Hundreds of recreational boat owners in Northern Ireland could be affected by an HM Treasury decision outlining that from June they will be required to use white diesel instead of red.

As part of the Spring Budget announcement, the UK Government stated that it is not changing the treatment of private pleasure craft in Great Britain. They will continue to be able to use red diesel and pay their fuel supplier the difference between the red diesel rate and the white diesel rate on the proportion they intend to use for propulsion.

However, in Northern Ireland recreational boaters will no longer be able to use red diesel for propelling their craft and will need to use white diesel from June onwards.

The government response to the consultation outlines: "In Northern Ireland, private pleasure craft users will no longer be able to use red diesel for propelling their craft. This will achieve consistency with the 2018 judgment by the Court of Justice of the European Union (CJEU) and ensure the UK meets its international obligations under the Northern Ireland Protocol of the Withdrawal Agreement.

"It will also align with fuel used by private pleasure craft in the Republic of Ireland, which should make it simpler for private pleasure craft users to access the fuel they need if they sail between Northern Ireland and the Republic of Ireland (and vice versa)."

The RYA Northern Ireland, which is the governing body for sailing, windsurfing and power boating in Northern Ireland, is seeking clarity on the changes for Northern Ireland.

Richard Honeyford, Chief Operating Office for RYA Northern Ireland, explains: "While the rationale to keep private pleasure craft in line with commercial entitlements has been taken in Great Britain, the same rationale does not appear to have been applied in Northern Ireland.

"This will provide a number of immediate challenges across both inland and coastal waterways, where there is little or no waterside infrastructure currently in place in order to supply white diesel to recreational craft. At the moment, there are pumps for red diesel and to change this will take time and expense in order to develop adequate and accessible supply across all bodies of water and within the given timeframes."

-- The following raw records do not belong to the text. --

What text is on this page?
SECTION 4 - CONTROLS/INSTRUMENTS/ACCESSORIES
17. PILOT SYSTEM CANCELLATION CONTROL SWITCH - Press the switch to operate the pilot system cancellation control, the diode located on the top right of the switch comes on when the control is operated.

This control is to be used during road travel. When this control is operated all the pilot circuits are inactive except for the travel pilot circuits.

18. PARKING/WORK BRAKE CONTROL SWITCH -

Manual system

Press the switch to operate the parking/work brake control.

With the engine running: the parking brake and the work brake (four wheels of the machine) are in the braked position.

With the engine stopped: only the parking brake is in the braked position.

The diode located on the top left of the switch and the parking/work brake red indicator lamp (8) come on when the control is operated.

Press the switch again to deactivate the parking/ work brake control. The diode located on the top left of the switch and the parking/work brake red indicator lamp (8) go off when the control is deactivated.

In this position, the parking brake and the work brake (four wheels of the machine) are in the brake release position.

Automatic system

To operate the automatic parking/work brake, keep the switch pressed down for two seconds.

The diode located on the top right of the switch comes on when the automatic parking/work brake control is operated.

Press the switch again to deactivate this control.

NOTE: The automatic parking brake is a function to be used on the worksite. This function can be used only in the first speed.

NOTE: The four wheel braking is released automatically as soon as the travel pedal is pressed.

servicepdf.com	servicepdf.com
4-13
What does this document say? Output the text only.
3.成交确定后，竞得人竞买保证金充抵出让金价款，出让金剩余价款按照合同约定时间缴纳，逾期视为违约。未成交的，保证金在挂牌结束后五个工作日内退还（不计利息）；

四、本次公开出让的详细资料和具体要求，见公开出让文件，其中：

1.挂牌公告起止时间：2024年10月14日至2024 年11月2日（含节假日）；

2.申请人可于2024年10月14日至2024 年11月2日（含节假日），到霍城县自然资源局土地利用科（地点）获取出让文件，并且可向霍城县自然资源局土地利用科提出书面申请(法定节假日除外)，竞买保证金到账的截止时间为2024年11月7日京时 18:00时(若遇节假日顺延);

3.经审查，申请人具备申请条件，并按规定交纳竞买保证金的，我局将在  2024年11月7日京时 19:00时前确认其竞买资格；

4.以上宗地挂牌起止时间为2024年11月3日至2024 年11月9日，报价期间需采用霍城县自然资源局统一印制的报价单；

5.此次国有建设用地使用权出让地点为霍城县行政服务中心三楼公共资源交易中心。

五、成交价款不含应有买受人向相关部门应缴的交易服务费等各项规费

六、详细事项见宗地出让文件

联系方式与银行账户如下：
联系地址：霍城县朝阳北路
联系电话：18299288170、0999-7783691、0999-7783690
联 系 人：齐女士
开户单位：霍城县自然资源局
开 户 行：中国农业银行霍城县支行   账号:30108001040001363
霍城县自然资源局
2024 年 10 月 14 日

He adds: "RYA Northern Ireland is also asking for clarification on how the new rules may be regulated. We welcome some indications on how HMRC would view the 'run off' of red diesel in tanks. Wiith current lockdown restrictions, many boat owners have filled their tanks with red diesel, for example to avoid condensation, and this needs considered to avoid boat owners becoming inadvertently caught out by these changes.

"Many boat owners cruise to Great Britain, where only red diesel will be available. We will also need clarity around how this may be considered on returning to Northern Ireland."

Honeyford says: "We welcome that there will be a new relief scheme in place to help avoid disproportionately penalising NI boaters, however, we await details of this scheme.

"Our current advice to boat owners is to retain all receipts, including VAT, in relation to the purchase of red diesel up to any changeover date, and then any subsequent receipts proving the purchase of white diesel."

RYA and RYA Northern Ireland have requested a meeting with HMRC to outline these concerns and seek further clarification.